As generative artificial intelligence and blockchain technologies merge in the enterprise, expect the mundane at first
From family dinners to weekend afternoons, I’ve spent a lot of time over the past six months playing with generative AI tools and thinking about how they will change “everything.” I’m more and more confident that they will have an impact, but it won’t be as huge or as fast as some might think, especially in the enterprise.
Let me start with all the reasons why generative AI is going to take a while to really scale in your enterprise business processes and have a measurable impact on productivity. First and foremost, companies achieve scale by implementing process controls and then automating systems. From inventory management to hiring, the key to scaling enterprise systems is the ability to shift people’s effort from individual transactions or activities to managing end-to-end processes.
Paul Brody is EY’s global blockchain leader and a CoinDesk columnist.
Take something as simple as stocking up on groceries at a grocery store. Enterprise systems and POS systems have been carefully integrated over the years to automatically reorder out-of-stock items and, much more importantly, systematically anticipate and plan to avoid out-of-stock items.
Generative AI systems, on the other hand, are not good at performing the same task over and over with high precision strictly and consistently. Ask a generative AI system similar but not identical questions and you may get very different answers. This type of variance breaks business processes built on input consistency.
Generative AI systems are amazing at coming up with new ideas, and doing so at tremendous speed, but business transformation is largely about change management – both people and systems. Business ecosystems tend to transform at roughly the same rate as the slowest components of the ecosystem, not the fastest.
A good example of this comes from the early era of online shopping. It was quickly possible to build online storefronts and accept credit card payments. However, shipping and packaging were built and optimized for the world of pallet-sized deliveries to stores. To the extent that companies even had digital catalogs, they did not have images of products. No grocery store manager needs to know what a can of soup looks like. They already know. They are in the store every day. As a result, e-commerce took off much more slowly than analysts expected, held back not by the Web but by warehouses and logistics systems.
Like e-commerce, generative AI systems will infiltrate enterprise systems alongside blockchain technology, and they will eventually work very well together, but progress will be driven by careful design and integration, not rapid, wholesale adoption. While consumers are often able to broadly adopt new technologies within a decade, it typically takes business around 25 years, and we should probably expect the same with generative AI and its integration with blockchain technology.

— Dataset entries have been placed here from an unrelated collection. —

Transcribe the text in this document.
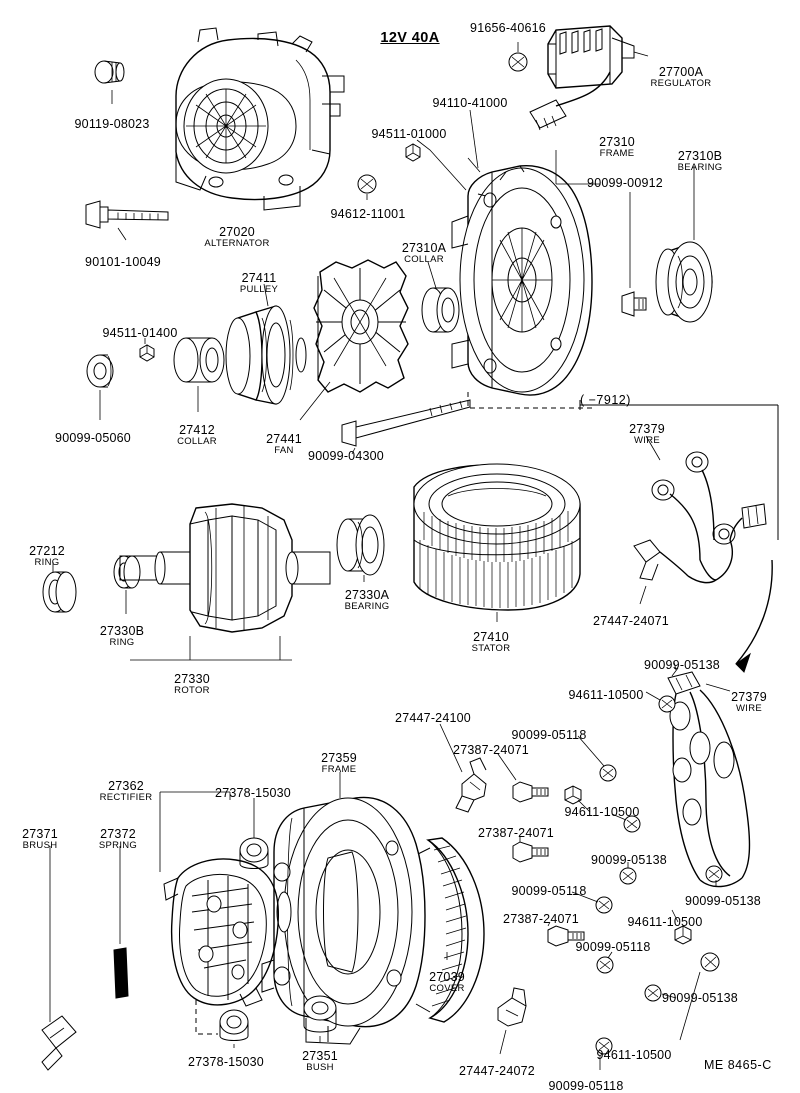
12V 40A
( −7912)
ME 8465-C
91656-40616
27700A
REGULATOR
90119-08023
94110-41000
94511-01000
27310
FRAME
90099-00912
27310B
BEARING
94612-11001
27020
ALTERNATOR
90101-10049
27310A
COLLAR
27411
PULLEY
94511-01400
90099-05060
27412
COLLAR	27441
FAN	90099-04300
27379
WIRE
27447-24071
27212
RING
27330B
RING
27330
ROTOR
27330A
BEARING
27410
STATOR
90099-05138
94611-10500	27379
WIRE
27447-24100
90099-05118
27387-24071
27359
FRAME
27362
RECTIFIER	27378-15030
94611-10500
27387-24071
27371
BRUSH
27372
SPRING
90099-05138
90099-05118
90099-05138
94611-10500
27387-24071
90099-05118
27039
COVER
90099-05138
27378-15030	27351
BUSH	27447-24072
94611-10500
90099-05118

Having gotten the bad news out of the way, let me focus on the areas where we will see the most dramatic impact of how these two technologies will work together. I have identified four that may come sooner rather than later.
Enterprise business processes run on software, and generative AI systems are exceptionally good at software development. It is one of the few areas where we have strong, documented evidence that generative AI systems significantly improve productivity. Since the integration of blockchains into business processes is largely a matter of both process and software integration, the likely impact will be significant and will be felt soonest.
Blockchains do a fantastic job of improving data quality. When you think about products, services and systems that move between companies, data quality is one of the biggest detriments to working between companies. In a world of silos, data is re-entered into every business ecosystem. On a blockchain, tokens and hashes represent assets and data and can maintain their integrity as they move through an ecosystem. With better quality data, you can expect generative AI systems to perform even better analyses.
It will also work the other way around: generative AI systems are fantastic at matching and interpreting patterns. They will become fundamental to the business of blockchain analytics in very short order, helping to identify trends and classify individual transactions.
One of the biggest problems for AI systems is how to find reliable source data. We are in the early stages of an exa-flood of AI-generated content. Much of it will be trite, generic and mediocre. How will we know what is an authoritative, expert view on a subject or a machine-generated pattern based on other machine-generated patterns? By verifying the authenticity and origin of source data using blockchain hashes.
News agency ANSA in Italy already notarizes nearly 1 million articles a year using EY’s OpsChain system. This was meant to combat fake news, but in the future, tools like this could be crucial to authenticating the sources of AI training data.
In the same way that generative AI systems are good at writing code, they are also good at interpreting error messages, problems and suggesting solutions. Blockchain usage is still too complex, and conversational interfaces capable of accepting error messages, searching for and formatting proposals, and acting as a “co-pilot” in a process are likely to be enormously useful to users.
In the early days when new technologies develop and interact, the results tend to be both boring and predictable, much like I’ve described above. We saw this with GPS and online shopping and mobile phones. At first, we had an e-commerce experience that was little more than a paper catalog on a screen. In the end, we ended up with push ads coming to us in a ride-sharing vehicle proposing to have food delivered to us at our destination.
And so it will be when blockchain and AI begin to evolve and converge together. We’re in the boring phase, but just wait until things get weird and wildly unpredictable. Because they want to.